Di sicuro c’è che dare armi all’Ucraina senza fare anche più diplomazia, senza dialogare subito, senza immaginare e compiere anche gesti clamorosi è contro lo spirito, se non contro la lettera, dell’articolo 11 della Costituzione: non possiamo abbracciare la guerra come unico rimedio alla guerra.

Lo stesso Governo con l’elmetto ha evacuato l’ambasciata italiana da Kiev a Leopoli: ma invece in quell’ambasciata doveva volare lo stesso ministro degli Esteri, con tutti i suoi colleghi europei. È lì che – oggi stesso – dovrebbe riunirsi la stessa Commissione Europea in carne ed ossa, con i capi di Stato e di governo: come segno potente di vicinanza e di interposizione simbolica. Ma i capi dell’Occidente pensano di cavarsela più a buon mercato, e senza rischiare direttamente: e senza terremotare più di tanto un’economia globale legata mani e piedi alla Russia di Putin, fino a ieri ottimo partner di affari.

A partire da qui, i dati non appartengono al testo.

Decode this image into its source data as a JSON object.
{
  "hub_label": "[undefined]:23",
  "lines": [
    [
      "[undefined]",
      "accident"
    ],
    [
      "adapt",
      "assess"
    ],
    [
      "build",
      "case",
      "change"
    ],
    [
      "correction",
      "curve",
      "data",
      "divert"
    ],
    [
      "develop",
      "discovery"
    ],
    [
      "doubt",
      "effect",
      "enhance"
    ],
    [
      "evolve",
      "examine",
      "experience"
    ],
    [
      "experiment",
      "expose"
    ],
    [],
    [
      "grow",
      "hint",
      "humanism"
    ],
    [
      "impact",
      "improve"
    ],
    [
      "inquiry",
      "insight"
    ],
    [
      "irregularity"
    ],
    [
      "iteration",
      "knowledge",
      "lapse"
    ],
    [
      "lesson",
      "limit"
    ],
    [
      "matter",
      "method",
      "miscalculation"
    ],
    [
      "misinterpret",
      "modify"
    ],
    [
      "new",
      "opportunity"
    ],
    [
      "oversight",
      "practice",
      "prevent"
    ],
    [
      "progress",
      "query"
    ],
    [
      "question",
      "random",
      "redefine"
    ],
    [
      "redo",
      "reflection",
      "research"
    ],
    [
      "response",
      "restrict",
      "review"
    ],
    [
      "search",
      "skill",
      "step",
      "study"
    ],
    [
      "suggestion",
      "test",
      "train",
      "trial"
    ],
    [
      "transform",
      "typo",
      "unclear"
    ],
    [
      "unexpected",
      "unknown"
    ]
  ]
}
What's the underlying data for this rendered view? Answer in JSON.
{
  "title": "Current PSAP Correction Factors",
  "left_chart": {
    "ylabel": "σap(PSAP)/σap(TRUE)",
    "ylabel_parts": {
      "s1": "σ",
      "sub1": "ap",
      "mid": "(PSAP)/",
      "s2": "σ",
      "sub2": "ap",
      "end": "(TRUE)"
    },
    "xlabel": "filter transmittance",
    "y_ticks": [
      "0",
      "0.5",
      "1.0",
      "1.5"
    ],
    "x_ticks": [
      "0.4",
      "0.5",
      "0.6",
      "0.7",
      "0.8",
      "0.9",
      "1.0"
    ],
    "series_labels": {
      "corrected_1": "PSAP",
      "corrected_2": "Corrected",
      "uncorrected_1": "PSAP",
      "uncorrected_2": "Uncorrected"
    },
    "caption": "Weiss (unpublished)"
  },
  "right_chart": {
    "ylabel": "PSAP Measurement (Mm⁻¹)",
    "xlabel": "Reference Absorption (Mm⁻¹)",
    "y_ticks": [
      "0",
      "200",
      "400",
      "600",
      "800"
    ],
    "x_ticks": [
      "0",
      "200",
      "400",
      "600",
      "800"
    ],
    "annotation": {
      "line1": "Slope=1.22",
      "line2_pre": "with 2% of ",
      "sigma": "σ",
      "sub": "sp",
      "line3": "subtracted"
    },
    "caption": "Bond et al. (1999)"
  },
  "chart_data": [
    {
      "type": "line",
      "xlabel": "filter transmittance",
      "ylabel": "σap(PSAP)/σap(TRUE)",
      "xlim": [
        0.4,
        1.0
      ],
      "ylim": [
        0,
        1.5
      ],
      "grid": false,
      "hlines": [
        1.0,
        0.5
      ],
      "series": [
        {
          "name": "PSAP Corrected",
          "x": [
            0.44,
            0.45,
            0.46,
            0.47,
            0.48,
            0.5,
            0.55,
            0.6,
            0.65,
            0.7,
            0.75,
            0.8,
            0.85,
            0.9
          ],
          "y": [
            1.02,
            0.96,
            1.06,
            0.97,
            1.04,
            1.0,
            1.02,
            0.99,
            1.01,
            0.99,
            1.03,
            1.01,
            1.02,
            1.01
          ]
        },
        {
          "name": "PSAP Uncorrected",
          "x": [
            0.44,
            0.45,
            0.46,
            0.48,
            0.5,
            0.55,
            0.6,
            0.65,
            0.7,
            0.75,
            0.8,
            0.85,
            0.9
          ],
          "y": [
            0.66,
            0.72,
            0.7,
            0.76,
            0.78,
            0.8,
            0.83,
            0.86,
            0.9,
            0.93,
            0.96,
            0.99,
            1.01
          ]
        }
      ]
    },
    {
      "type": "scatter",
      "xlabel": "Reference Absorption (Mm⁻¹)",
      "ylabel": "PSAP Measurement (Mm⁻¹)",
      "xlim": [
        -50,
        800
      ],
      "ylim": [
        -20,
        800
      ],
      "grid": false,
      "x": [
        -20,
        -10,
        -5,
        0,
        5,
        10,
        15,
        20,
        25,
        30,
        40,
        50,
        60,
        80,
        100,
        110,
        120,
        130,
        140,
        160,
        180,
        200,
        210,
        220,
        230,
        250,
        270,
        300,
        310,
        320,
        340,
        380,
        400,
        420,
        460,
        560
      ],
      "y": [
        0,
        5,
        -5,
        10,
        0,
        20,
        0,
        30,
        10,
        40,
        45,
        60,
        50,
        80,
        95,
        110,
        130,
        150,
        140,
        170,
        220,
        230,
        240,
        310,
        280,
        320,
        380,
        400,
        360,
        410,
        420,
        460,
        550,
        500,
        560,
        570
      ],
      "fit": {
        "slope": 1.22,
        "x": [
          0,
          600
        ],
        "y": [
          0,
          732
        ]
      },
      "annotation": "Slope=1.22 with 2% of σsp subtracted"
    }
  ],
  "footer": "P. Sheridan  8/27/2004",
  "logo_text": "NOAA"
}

Armare il popolo ucraino è un calcolo cinico travestito da solidarietà, un gesto irresponsabile che rischia di essere drammaticamente sbagliato: perché prolungare e aggravare una guerra dall’esito purtroppo scontato, può aprire la strada a esiti che non lo sono per nulla. Buttare benzina su questo fuoco, infatti, può condurre – quasi meccanicamente, senza che nessuno davvero si renda conto di ciò che sta innescando – a una terza guerra mondiale, e al conflitto nucleare. Cioè alla fine della vita sulla terra. Fino a mercoledì scorso i nostri onnipresenti esperti di geopolitica giuravano che l’invasione non ci sarebbe stata: ora gli stessi santoni giurano che non c’è rischio nucleare. Vorrei potermi fidare, di loro e del ceto politico occidentale: ma l’impressione è quella di essere guidati da ciechi che seguono altri ciechi. Tutti rigorosamente con l’elmetto.